Friday, August 5, 2016

Central bank boss warns of reduced FDI due to Brexit

CBK Governor Patrick Njoroge speaks during a media briefing in Nairobi on May 24, 2016. PHOTO | SALATON  NJAU
CBK Governor Patrick Njoroge speaks during a media briefing in Nairobi on May 24, 2016. PHOTO | SALATON NJAU  
By BRIAN NGUGI
In Summary
  • He also cited a possible impact on the stock of FDI to Kenya from the EU particularly from the UK with Europe accounting for over 40 per cent of total FDIs to Kenya.

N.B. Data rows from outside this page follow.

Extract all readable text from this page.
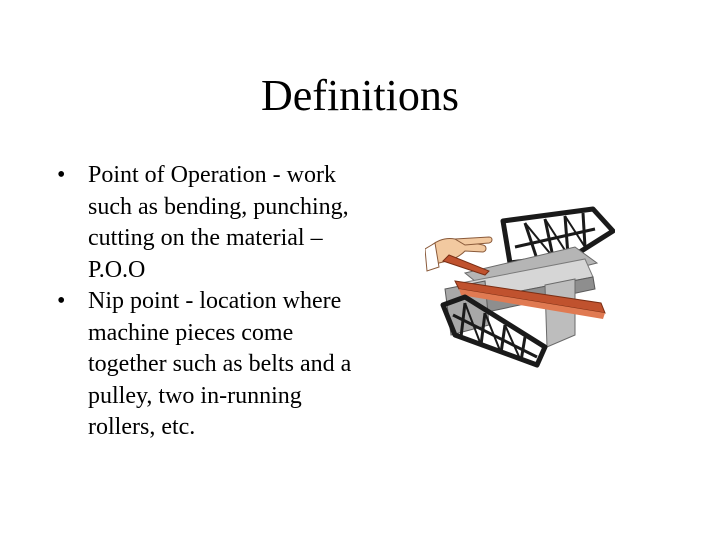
Definitions
• Point of Operation - work such as bending, punching, cutting on the material – P.O.O
• Nip point - location where machine pieces come together such as belts and a pulley, two in-running rollers, etc.
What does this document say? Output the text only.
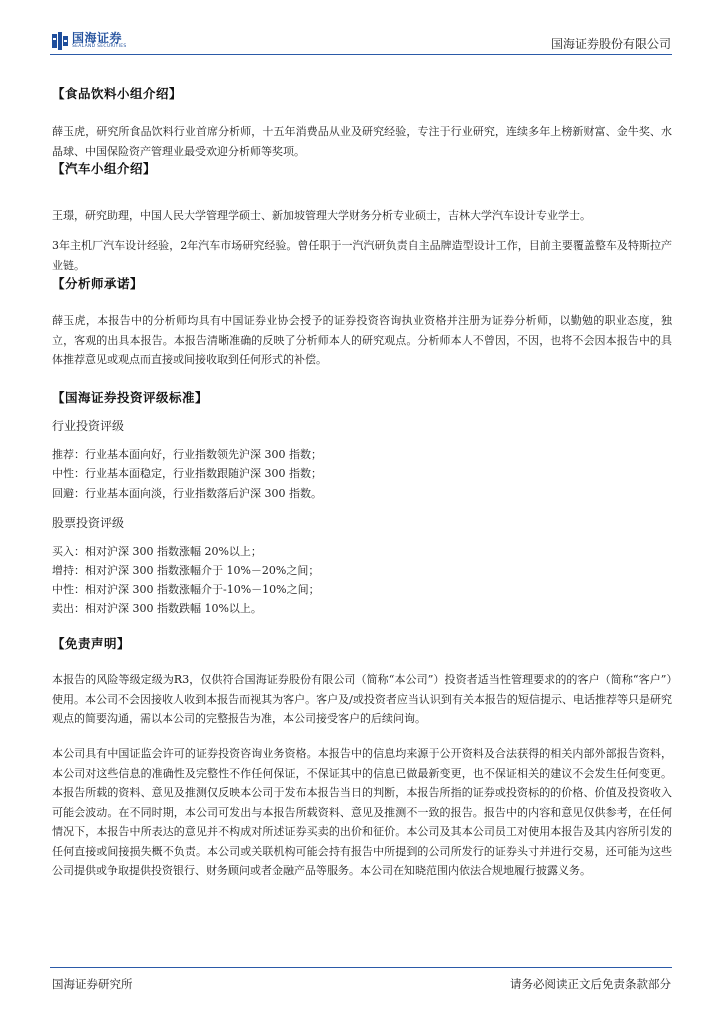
国海证券
SEALAND SECURITIES	国海证券股份有限公司
【食品饮料小组介绍】
薛玉虎，研究所食品饮料行业首席分析师，十五年消费品从业及研究经验，专注于行业研究，连续多年上榜新财富、金牛奖、水晶球、中国保险资产管理业最受欢迎分析师等奖项。
【汽车小组介绍】
王璟，研究助理，中国人民大学管理学硕士、新加坡管理大学财务分析专业硕士，吉林大学汽车设计专业学士。
3年主机厂汽车设计经验，2年汽车市场研究经验。曾任职于一汽汽研负责自主品牌造型设计工作，目前主要覆盖整车及特斯拉产业链。
【分析师承诺】
薛玉虎，本报告中的分析师均具有中国证券业协会授予的证券投资咨询执业资格并注册为证券分析师，以勤勉的职业态度，独立，客观的出具本报告。本报告清晰准确的反映了分析师本人的研究观点。分析师本人不曾因，不因，也将不会因本报告中的具体推荐意见或观点而直接或间接收取到任何形式的补偿。
【国海证券投资评级标准】
行业投资评级
推荐：行业基本面向好，行业指数领先沪深 300 指数；
中性：行业基本面稳定，行业指数跟随沪深 300 指数；
回避：行业基本面向淡，行业指数落后沪深 300 指数。
股票投资评级
买入：相对沪深 300 指数涨幅 20%以上；
增持：相对沪深 300 指数涨幅介于 10%－20%之间；
中性：相对沪深 300 指数涨幅介于-10%－10%之间；
卖出：相对沪深 300 指数跌幅 10%以上。
【免责声明】
本报告的风险等级定级为R3，仅供符合国海证券股份有限公司（简称“本公司”）投资者适当性管理要求的的客户（简称“客户”）使用。本公司不会因接收人收到本报告而视其为客户。客户及/或投资者应当认识到有关本报告的短信提示、电话推荐等只是研究观点的简要沟通，需以本公司的完整报告为准，本公司接受客户的后续问询。
本公司具有中国证监会许可的证券投资咨询业务资格。本报告中的信息均来源于公开资料及合法获得的相关内部外部报告资料，本公司对这些信息的准确性及完整性不作任何保证，不保证其中的信息已做最新变更，也不保证相关的建议不会发生任何变更。本报告所载的资料、意见及推测仅反映本公司于发布本报告当日的判断，本报告所指的证券或投资标的的价格、价值及投资收入可能会波动。在不同时期，本公司可发出与本报告所载资料、意见及推测不一致的报告。报告中的内容和意见仅供参考，在任何情况下，本报告中所表达的意见并不构成对所述证券买卖的出价和征价。本公司及其本公司员工对使用本报告及其内容所引发的任何直接或间接损失概不负责。本公司或关联机构可能会持有报告中所提到的公司所发行的证券头寸并进行交易，还可能为这些公司提供或争取提供投资银行、财务顾问或者金融产品等服务。本公司在知晓范围内依法合规地履行披露义务。
国海证券研究所	请务必阅读正文后免责条款部分
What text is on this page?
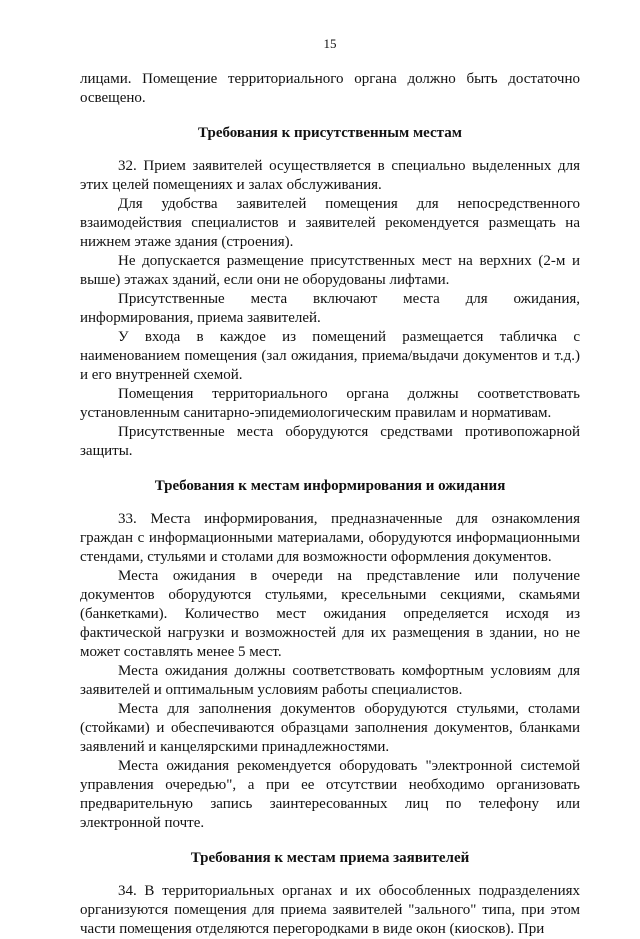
15

лицами. Помещение территориального органа должно быть достаточно освещено.

Требования к присутственным местам

32. Прием заявителей осуществляется в специально выделенных для этих целей помещениях и залах обслуживания.

Для удобства заявителей помещения для непосредственного взаимодействия специалистов и заявителей рекомендуется размещать на нижнем этаже здания (строения).

Не допускается размещение присутственных мест на верхних (2-м и выше) этажах зданий, если они не оборудованы лифтами.

Присутственные места включают места для ожидания, информирования, приема заявителей.

У входа в каждое из помещений размещается табличка с наименованием помещения (зал ожидания, приема/выдачи документов и т.д.) и его внутренней схемой.

Помещения территориального органа должны соответствовать установленным санитарно-эпидемиологическим правилам и нормативам.

Присутственные места оборудуются средствами противопожарной защиты.

Требования к местам информирования и ожидания

33. Места информирования, предназначенные для ознакомления граждан с информационными материалами, оборудуются информационными стендами, стульями и столами для возможности оформления документов.

Места ожидания в очереди на представление или получение документов оборудуются стульями, кресельными секциями, скамьями (банкетками). Количество мест ожидания определяется исходя из фактической нагрузки и возможностей для их размещения в здании, но не может составлять менее 5 мест.

Места ожидания должны соответствовать комфортным условиям для заявителей и оптимальным условиям работы специалистов.

Места для заполнения документов оборудуются стульями, столами (стойками) и обеспечиваются образцами заполнения документов, бланками заявлений и канцелярскими принадлежностями.

Места ожидания рекомендуется оборудовать "электронной системой управления очередью", а при ее отсутствии необходимо организовать предварительную запись заинтересованных лиц по телефону или электронной почте.

Требования к местам приема заявителей

34. В территориальных органах и их обособленных подразделениях организуются помещения для приема заявителей "зального" типа, при этом части помещения отделяются перегородками в виде окон (киосков). При
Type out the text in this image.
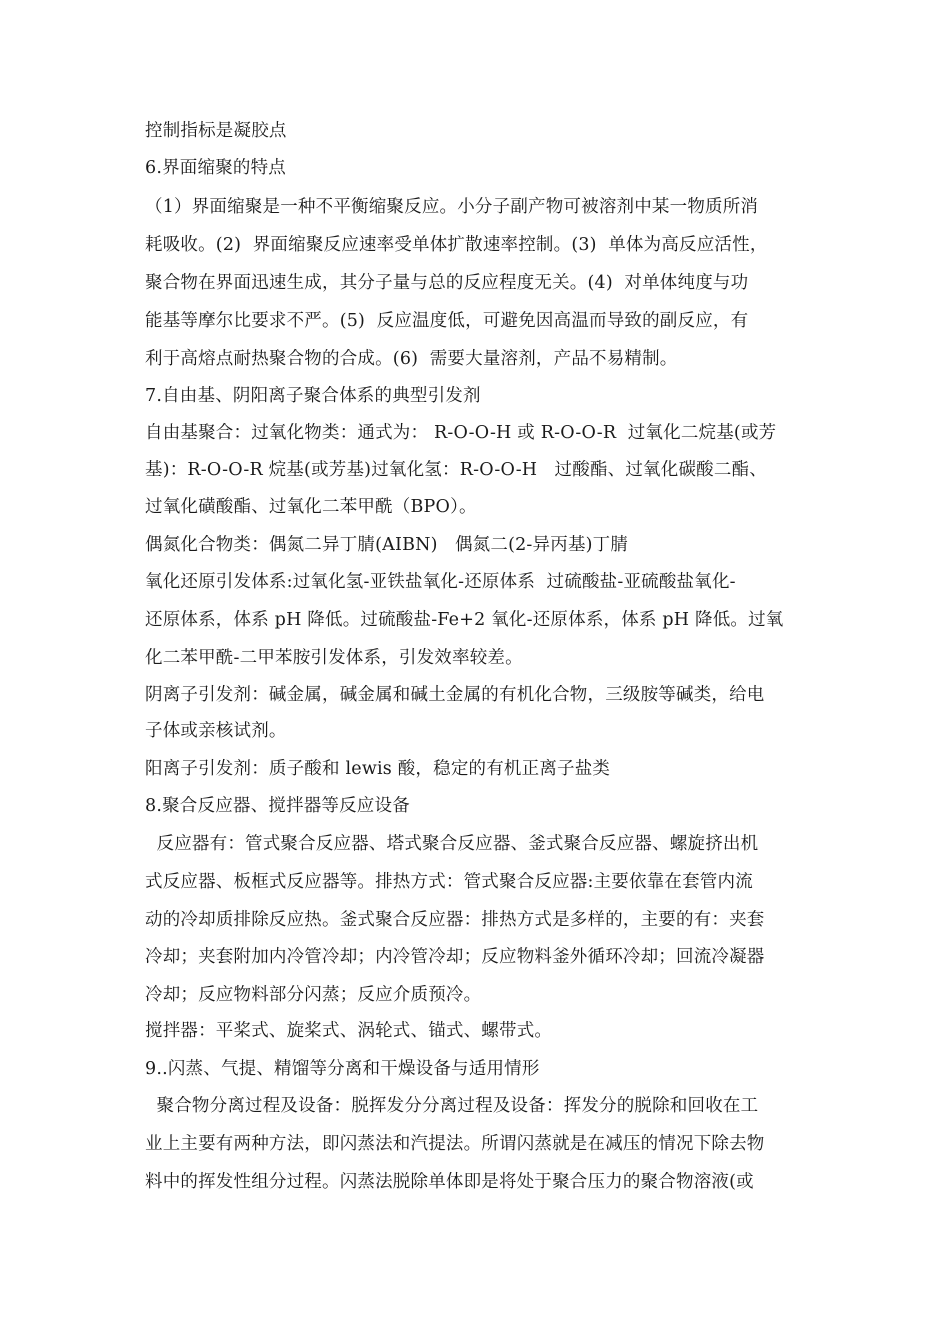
控制指标是凝胶点
6.界面缩聚的特点
（1）界面缩聚是一种不平衡缩聚反应。小分子副产物可被溶剂中某一物质所消
耗吸收。(2)  界面缩聚反应速率受单体扩散速率控制。(3)  单体为高反应活性，
聚合物在界面迅速生成，其分子量与总的反应程度无关。(4)  对单体纯度与功
能基等摩尔比要求不严。(5)  反应温度低，可避免因高温而导致的副反应，有
利于高熔点耐热聚合物的合成。(6)  需要大量溶剂，产品不易精制。
7.自由基、阴阳离子聚合体系的典型引发剂
自由基聚合：过氧化物类：通式为： R-O-O-H 或 R-O-O-R  过氧化二烷基(或芳
基)：R-O-O-R 烷基(或芳基)过氧化氢：R-O-O-H   过酸酯、过氧化碳酸二酯、
过氧化磺酸酯、过氧化二苯甲酰（BPO）。
偶氮化合物类：偶氮二异丁腈(AIBN)   偶氮二(2-异丙基)丁腈
氧化还原引发体系:过氧化氢-亚铁盐氧化-还原体系  过硫酸盐-亚硫酸盐氧化-
还原体系，体系 pH 降低。过硫酸盐-Fe+2 氧化-还原体系，体系 pH 降低。过氧
化二苯甲酰-二甲苯胺引发体系，引发效率较差。
阴离子引发剂：碱金属，碱金属和碱土金属的有机化合物，三级胺等碱类，给电
子体或亲核试剂。
阳离子引发剂：质子酸和 lewis 酸，稳定的有机正离子盐类
8.聚合反应器、搅拌器等反应设备
反应器有：管式聚合反应器、塔式聚合反应器、釜式聚合反应器、螺旋挤出机
式反应器、板框式反应器等。排热方式：管式聚合反应器:主要依靠在套管内流
动的冷却质排除反应热。釜式聚合反应器：排热方式是多样的，主要的有：夹套
冷却；夹套附加内冷管冷却；内冷管冷却；反应物料釜外循环冷却；回流冷凝器
冷却；反应物料部分闪蒸；反应介质预冷。
搅拌器：平桨式、旋桨式、涡轮式、锚式、螺带式。
9..闪蒸、气提、精馏等分离和干燥设备与适用情形
聚合物分离过程及设备：脱挥发分分离过程及设备：挥发分的脱除和回收在工
业上主要有两种方法，即闪蒸法和汽提法。所谓闪蒸就是在减压的情况下除去物
料中的挥发性组分过程。闪蒸法脱除单体即是将处于聚合压力的聚合物溶液(或
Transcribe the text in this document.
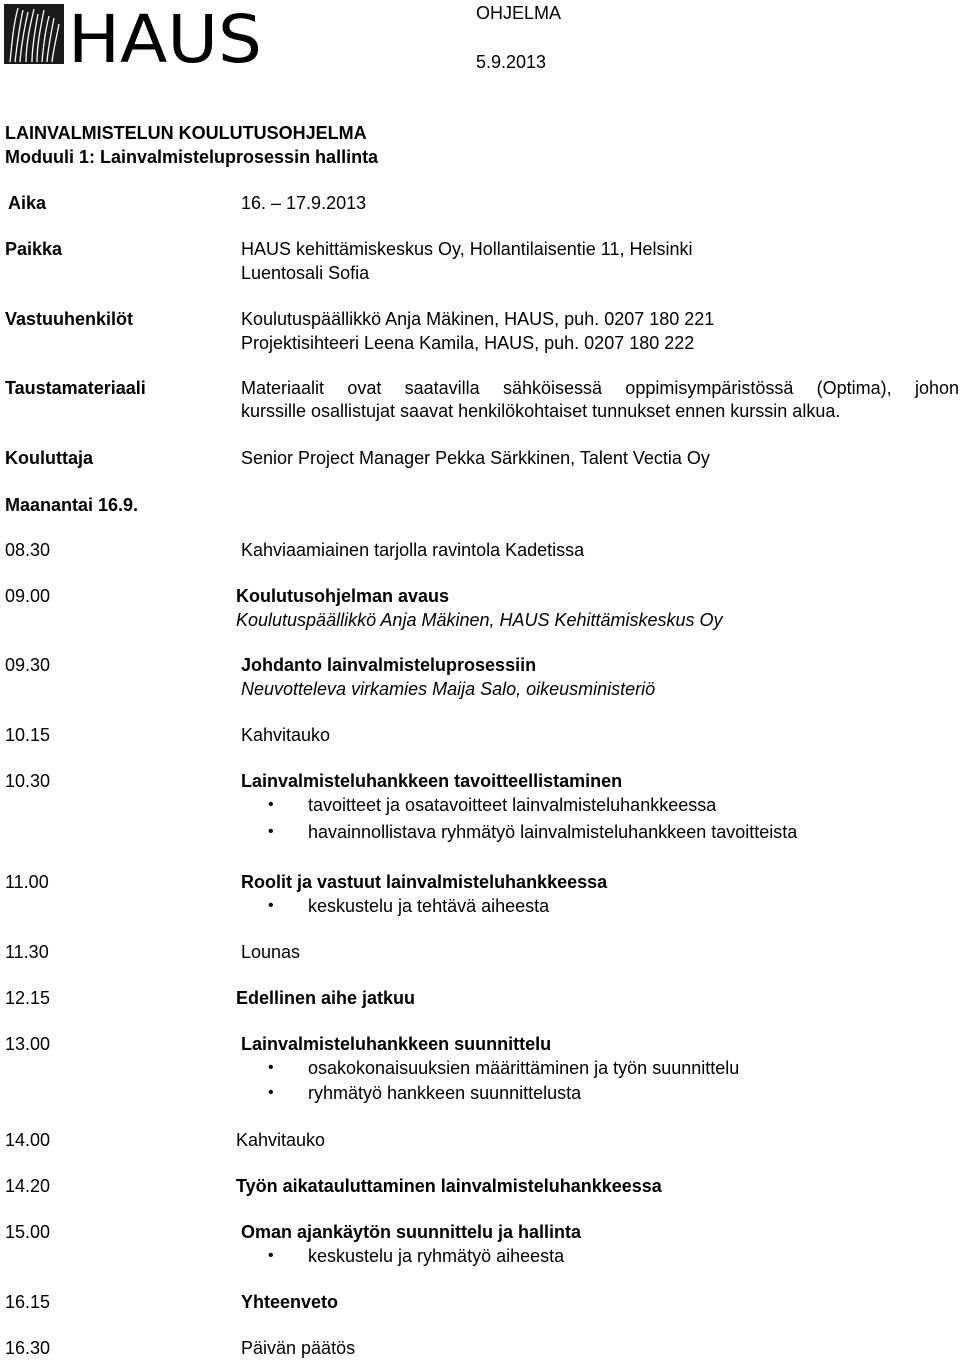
HAUS	OHJELMA
5.9.2013
LAINVALMISTELUN KOULUTUSOHJELMA
Moduuli 1: Lainvalmisteluprosessin hallinta
Aika	16. – 17.9.2013
Paikka	HAUS kehittämiskeskus Oy, Hollantilaisentie 11, Helsinki
Luentosali Sofia
Vastuuhenkilöt	Koulutuspäällikkö Anja Mäkinen, HAUS, puh. 0207 180 221
Projektisihteeri Leena Kamila, HAUS, puh. 0207 180 222
Taustamateriaali	Materiaalit ovat saatavilla sähköisessä oppimisympäristössä (Optima), johon
kurssille osallistujat saavat henkilökohtaiset tunnukset ennen kurssin alkua.
Kouluttaja	Senior Project Manager Pekka Särkkinen, Talent Vectia Oy
Maanantai 16.9.
08.30	Kahviaamiainen tarjolla ravintola Kadetissa
09.00	Koulutusohjelman avaus
Koulutuspäällikkö Anja Mäkinen, HAUS Kehittämiskeskus Oy
09.30	Johdanto lainvalmisteluprosessiin
Neuvotteleva virkamies Maija Salo, oikeusministeriö
10.15	Kahvitauko
10.30	Lainvalmisteluhankkeen tavoitteellistaminen
• tavoitteet ja osatavoitteet lainvalmisteluhankkeessa
• havainnollistava ryhmätyö lainvalmisteluhankkeen tavoitteista
11.00	Roolit ja vastuut lainvalmisteluhankkeessa
• keskustelu ja tehtävä aiheesta
11.30	Lounas
12.15	Edellinen aihe jatkuu
13.00	Lainvalmisteluhankkeen suunnittelu
• osakokonaisuuksien määrittäminen ja työn suunnittelu
• ryhmätyö hankkeen suunnittelusta
14.00	Kahvitauko
14.20	Työn aikatauluttaminen lainvalmisteluhankkeessa
15.00	Oman ajankäytön suunnittelu ja hallinta
• keskustelu ja ryhmätyö aiheesta
16.15	Yhteenveto
16.30	Päivän päätös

The banking industry regulator expects the exit of the UK from the European Union (EU) to reduce foreign direct investment (FDI) and trade in Kenya.
While noting that Kenya’s financial markets had shown some initial resilience to bounce back from the June 23 Brexit shock, Central Bank of Kenya (CBK) governor Patrick Njoroge warned that second round effects were likely on the way and would negatively impact the economy.
Dr Njoroge said the delayed impact of Brexit would affect even Kenyan foreign exchange earnings because many of local exports go to Europe.
“Whereas the first round effects have had minimal effect on the financial market, we expect long-term implications on economic growth and development given that Kenya has significant trade links with Europe as our main foreign exchange earners notably tea, horticulture and tourism are to the EU region,” said Dr Njoroge in Nairobi.
He also cited a possible impact on the stock of FDI to Kenya from the EU particularly from the UK with Europe accounting for over 40 per cent of total FDIs to Kenya.
“There are several European companies that have invested in Kenya… The UK alone accounts for 23 per cent. A reduction though unlikely in the short term in both trade and investment may have negative implication on the Kenyan economy,” said the CBK boss.
Other shocks the CBK sees impacting on Kenya’s growth prospects include the slowed global economy, rebalancing of the Chinese economy, lower commodity prices and geo-political developments.
Accommodative stance
“The fact that central banks in advanced countries are maintaining an accommodative stance is a clear indication that global economic growth and inflation has not recovered to sustainable levels. In addition, most of the emerging countries have been faced with volatile capital flows and exchange rates attributed to the accommodative policies,” said Dr Njoroge.
“Actual growth is projected at 3.1 per cent for 2016… so things are bad in terms of the global economy,” he added.
The governor cited the divestiture of major multinationals around Africa marked by downsizing their assets through outright sale and transfer to domestic companies, technically referred to as de-risking, as the other potential shock.
“This is a big risk for Africa and we will continue to champion that agenda against de-risking trends,” said Dr Njoroge.
The CBK, he said, however has taken adequate measures in anticipation of the shocks including narrowing the current account balance as well as maintaining adequate reserve buffers.